Phase I-II Trial of Bortezomib Plus Oral Cyclophosphamide and Prednisone in Relapsed and Refractory Multiple Myeloma
Donna E. Reece,*
From the Department of Medical Oncology and Hematology and Department of Biostatistics, Princess Margaret Hospital, University Health Network, Toronto, Ontario, Canada; and the Mayo Clinic, Scottsdale, AZ.
* To whom correspondence should be addressed. E-mail: donna.reece(at)uhn.on.ca
Purpose: The combination of oral weekly cyclophosphamide and alternate day prednisone is a convenient regimen for relapsed/refractory multiple myeloma (MM), and we sought to improve its efficacy by adding bortezomib, a proteasome inhibitor with proven antimyeloma activity.

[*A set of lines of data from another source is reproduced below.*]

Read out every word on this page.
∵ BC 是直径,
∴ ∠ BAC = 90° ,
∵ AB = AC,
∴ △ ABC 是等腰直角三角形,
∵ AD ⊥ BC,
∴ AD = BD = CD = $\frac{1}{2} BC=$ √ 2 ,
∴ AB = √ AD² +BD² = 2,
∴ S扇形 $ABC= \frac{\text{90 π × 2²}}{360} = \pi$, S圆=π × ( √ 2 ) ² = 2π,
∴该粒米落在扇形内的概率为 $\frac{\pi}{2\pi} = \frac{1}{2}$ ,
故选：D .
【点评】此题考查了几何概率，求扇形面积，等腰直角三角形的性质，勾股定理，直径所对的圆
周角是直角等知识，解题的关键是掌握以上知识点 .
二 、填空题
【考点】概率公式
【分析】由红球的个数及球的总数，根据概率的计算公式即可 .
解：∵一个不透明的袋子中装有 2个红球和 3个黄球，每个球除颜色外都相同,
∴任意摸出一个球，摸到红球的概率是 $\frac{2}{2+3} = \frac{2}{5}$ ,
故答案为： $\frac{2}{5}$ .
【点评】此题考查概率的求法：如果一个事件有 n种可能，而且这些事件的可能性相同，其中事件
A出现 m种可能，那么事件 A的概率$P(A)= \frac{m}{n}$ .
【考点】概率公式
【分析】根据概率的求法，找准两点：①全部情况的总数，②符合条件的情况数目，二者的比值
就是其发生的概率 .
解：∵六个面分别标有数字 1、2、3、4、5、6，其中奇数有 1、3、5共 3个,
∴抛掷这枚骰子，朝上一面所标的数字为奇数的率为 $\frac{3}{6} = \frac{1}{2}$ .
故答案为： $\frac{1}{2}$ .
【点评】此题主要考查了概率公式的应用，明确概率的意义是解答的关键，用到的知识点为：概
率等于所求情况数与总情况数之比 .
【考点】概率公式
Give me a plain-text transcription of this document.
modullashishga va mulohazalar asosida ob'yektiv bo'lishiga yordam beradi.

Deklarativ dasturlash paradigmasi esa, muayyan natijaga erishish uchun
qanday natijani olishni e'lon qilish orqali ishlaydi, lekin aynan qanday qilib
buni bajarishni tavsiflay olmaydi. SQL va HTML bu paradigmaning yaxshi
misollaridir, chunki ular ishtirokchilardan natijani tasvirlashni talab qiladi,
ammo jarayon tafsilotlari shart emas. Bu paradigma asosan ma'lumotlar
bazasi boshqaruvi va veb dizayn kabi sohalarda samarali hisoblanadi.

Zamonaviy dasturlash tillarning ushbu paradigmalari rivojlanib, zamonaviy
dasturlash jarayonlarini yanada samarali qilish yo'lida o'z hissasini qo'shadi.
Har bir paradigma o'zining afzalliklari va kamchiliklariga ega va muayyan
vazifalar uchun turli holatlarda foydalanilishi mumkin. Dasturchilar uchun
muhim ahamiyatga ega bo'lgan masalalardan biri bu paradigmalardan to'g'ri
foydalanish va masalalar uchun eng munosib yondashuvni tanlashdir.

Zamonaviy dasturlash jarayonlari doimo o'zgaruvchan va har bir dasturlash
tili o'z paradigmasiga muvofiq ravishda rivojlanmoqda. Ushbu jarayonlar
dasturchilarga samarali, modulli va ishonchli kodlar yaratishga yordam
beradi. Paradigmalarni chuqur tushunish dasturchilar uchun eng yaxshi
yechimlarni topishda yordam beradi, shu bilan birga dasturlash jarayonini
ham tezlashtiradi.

Patients and Methods: We conducted a phase I-II trial evaluating six dose levels to define the maximum tolerated dose (MTD) of this combination in relapsed/refractory MM. An additional 10 patients were evaluated at the highest dose level reached.
Results: Thirty-seven patients were treated on this study. The MTD was not defined. Both of the highest dose levels of bortezomib tested (1.3 mg/m2 on days 1, 4, 8, and 11 and 1.5 mg/m2 on days 1, 8, and 15, each on a 28-day cycle) could be safely given with cyclophosphamide 300 mg/m2 per week and prednisone. At these dose levels, the overall response rate was 95% (complete responses [CR] plus partial response plus minimal response), with CR observed in more than 50% of patients. The weekly bortezomib regimen resulted in fewer instances of grade 3 thrombocytopenia and grade 1 to 2 peripheral neuropathy; the 1-year progression-free and overall survival probabilities with this dose level were 83% (95% CI, 73% to 96%) and 100%, respectively.
Conclusion: Weekly bortezomib 1.5 mg/m2 plus oral cyclophosphamide and prednisone produces an unprecedented response rate and encouraging 1-year survival in relapsed/refractory patients with MM. Further evaluation of this promising regimen is warranted both in relapsed and newly diagnosed disease.